I belong to a group that, every year, tries to read a book that’s considered a Christian “classic,” which generally means it’s an older book written in another time. This year, it’s been “Orthodoxy” by G. K. Chesterton, a preacher and author out of the early 1900’s—so compared to some of the books we’ve read, this one is relatively new! I really have to work to get through some of Chesterton’s paragraphs—not that it’s not good stuff but it’s so dense. And yet, every once in a while, a phrase jumps off the page at me. In his chapter on “The Paradoxes of Christianity,” he writes this: “The more I considered Christianity, the more I found that while it had established a rule and order, the chief aim of that order was to give room for good things to run wild” (Wax, ed., Orthodoxy by G. K. Chesterton, pg. 137). Good things running wild. God brings order into the world so that good things can run wild. I love that, and it makes me think of our trip to Mayfield, Kentucky last November. As you may remember, an EF4 tornado had ripped through that community in December 2021, and we went to spend a week there with Samaritan’s Purse in rebuilding efforts. There may be no better picture of chaos than when a tornado or some other natural disaster rips through a town or a community. Even still, almost a year later, Mayfield has huge empty lots in their downtown awaiting reconstruction. Homes gone, businesses gone, churches gone, lives gone. Chaos.

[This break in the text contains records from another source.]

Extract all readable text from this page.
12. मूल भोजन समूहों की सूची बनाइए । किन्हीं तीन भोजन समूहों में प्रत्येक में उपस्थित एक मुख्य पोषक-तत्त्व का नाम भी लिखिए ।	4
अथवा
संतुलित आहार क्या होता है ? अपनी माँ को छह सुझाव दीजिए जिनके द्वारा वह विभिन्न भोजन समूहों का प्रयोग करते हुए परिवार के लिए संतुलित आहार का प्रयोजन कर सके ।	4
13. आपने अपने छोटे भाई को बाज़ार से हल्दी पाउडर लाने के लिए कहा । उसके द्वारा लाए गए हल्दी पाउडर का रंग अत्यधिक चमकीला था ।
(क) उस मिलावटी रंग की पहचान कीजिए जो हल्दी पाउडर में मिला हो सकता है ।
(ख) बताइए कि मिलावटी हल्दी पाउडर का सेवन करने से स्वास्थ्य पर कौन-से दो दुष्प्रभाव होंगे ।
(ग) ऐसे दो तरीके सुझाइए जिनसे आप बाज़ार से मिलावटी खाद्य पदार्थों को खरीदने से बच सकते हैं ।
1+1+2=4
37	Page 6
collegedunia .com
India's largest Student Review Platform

And into that chaos comes groups like Samaritan’s Purse who are God’s agents to say to that town, “Let there be light.” We came to be part of their efforts to bring order back to the community, to shine the light of Jesus brightly into what has been a chaotic situation.

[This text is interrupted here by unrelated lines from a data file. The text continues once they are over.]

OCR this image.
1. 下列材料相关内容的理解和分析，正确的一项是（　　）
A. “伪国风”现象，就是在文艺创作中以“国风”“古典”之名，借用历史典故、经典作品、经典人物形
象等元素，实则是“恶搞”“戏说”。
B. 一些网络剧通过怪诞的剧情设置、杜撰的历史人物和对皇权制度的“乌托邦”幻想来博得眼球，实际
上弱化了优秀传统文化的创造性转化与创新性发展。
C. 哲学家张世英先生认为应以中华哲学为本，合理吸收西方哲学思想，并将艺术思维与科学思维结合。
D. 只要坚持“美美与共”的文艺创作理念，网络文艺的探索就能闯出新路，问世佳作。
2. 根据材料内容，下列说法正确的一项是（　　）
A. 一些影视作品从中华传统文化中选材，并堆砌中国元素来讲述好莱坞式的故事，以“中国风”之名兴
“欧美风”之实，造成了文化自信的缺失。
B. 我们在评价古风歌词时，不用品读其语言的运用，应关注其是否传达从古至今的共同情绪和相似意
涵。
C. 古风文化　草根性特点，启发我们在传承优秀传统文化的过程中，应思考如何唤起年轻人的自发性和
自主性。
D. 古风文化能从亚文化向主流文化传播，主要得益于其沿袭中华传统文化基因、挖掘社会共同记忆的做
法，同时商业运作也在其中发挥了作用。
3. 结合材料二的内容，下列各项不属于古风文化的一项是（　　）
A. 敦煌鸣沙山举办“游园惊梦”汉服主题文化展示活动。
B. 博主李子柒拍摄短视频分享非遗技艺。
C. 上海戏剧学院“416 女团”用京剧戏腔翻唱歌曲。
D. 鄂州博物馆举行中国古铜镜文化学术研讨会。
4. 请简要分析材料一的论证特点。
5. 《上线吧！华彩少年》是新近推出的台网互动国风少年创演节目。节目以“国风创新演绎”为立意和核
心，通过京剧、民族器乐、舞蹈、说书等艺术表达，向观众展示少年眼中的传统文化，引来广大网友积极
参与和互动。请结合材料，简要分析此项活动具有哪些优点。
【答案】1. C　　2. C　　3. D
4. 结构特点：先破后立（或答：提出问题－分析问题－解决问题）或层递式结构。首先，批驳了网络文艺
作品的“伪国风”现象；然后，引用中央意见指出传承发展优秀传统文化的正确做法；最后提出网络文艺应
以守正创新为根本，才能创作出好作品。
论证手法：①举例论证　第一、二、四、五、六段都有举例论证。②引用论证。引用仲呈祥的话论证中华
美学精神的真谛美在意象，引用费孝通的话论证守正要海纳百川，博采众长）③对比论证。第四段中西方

But there was something else happening on our trip. As I’ve shared before, we were the first group that ever brought special needs folks along as part of a work camp with Samaritan’s Purse. That all came about because Jess knows people who work with Samaritan’s Purse, and they began to ask “what if.” It was a fantastic trip, not without its difficulties and not without some chaos along the way, but I can tell you that in the midst of all of that, as others saw our special needs friends step up and serve, and as our friends got to participate in something others never imagined was possible, there was room created for good things to run wild. That’s what happens every time we cooperate with God, when we allow God to shine the light into the tohu vavohu, when we refuse to believe that confusion and chaos are the last word. Through us, all of us, God can create order so that good things can run wild.


So I’m wondering where the chaos is in your life today. What is the situation you’re facing which feels tohu vovahu, formless and empty? Is there something so chaotic in your life that feels like it will never get better? I want you to hear this clearly today: God was there at the beginning of the story, bringing order, filling emptiness and shining light. And we’re told God will be there at the end; in fact, he will be the very light by which we walk at the end (cf. Revelation 21:23-24). God is permanent; your chaos is not. The worst thing is never the last thing. God can and will bring order out of chaos—in the world and in your life as well, and over the next few weeks, we will be exploring ways God does that and ways we can cooperate with God. But this morning, as we begin this journey, I want to ask you to get the picture of that chaotic situation in your mind, and picture what has happened or what is happening. Now picture Jesus walking into the midst of that situation, and hear him as he speaks the words he spoke to the chaos of the storm: “Peace! Be still!” (Mark 4:39, NRSV). And then picture yourself saying to that same situation: “God is permanent; you are not. You will not be the end of my story.” Then picture the light of Christ shining through the whole situation, and know that when the light of Christ comes, the darkness must flee because the darkness cannot overcome his light. Friends, receive the good news, and let’s take all of these situations to God in prayer.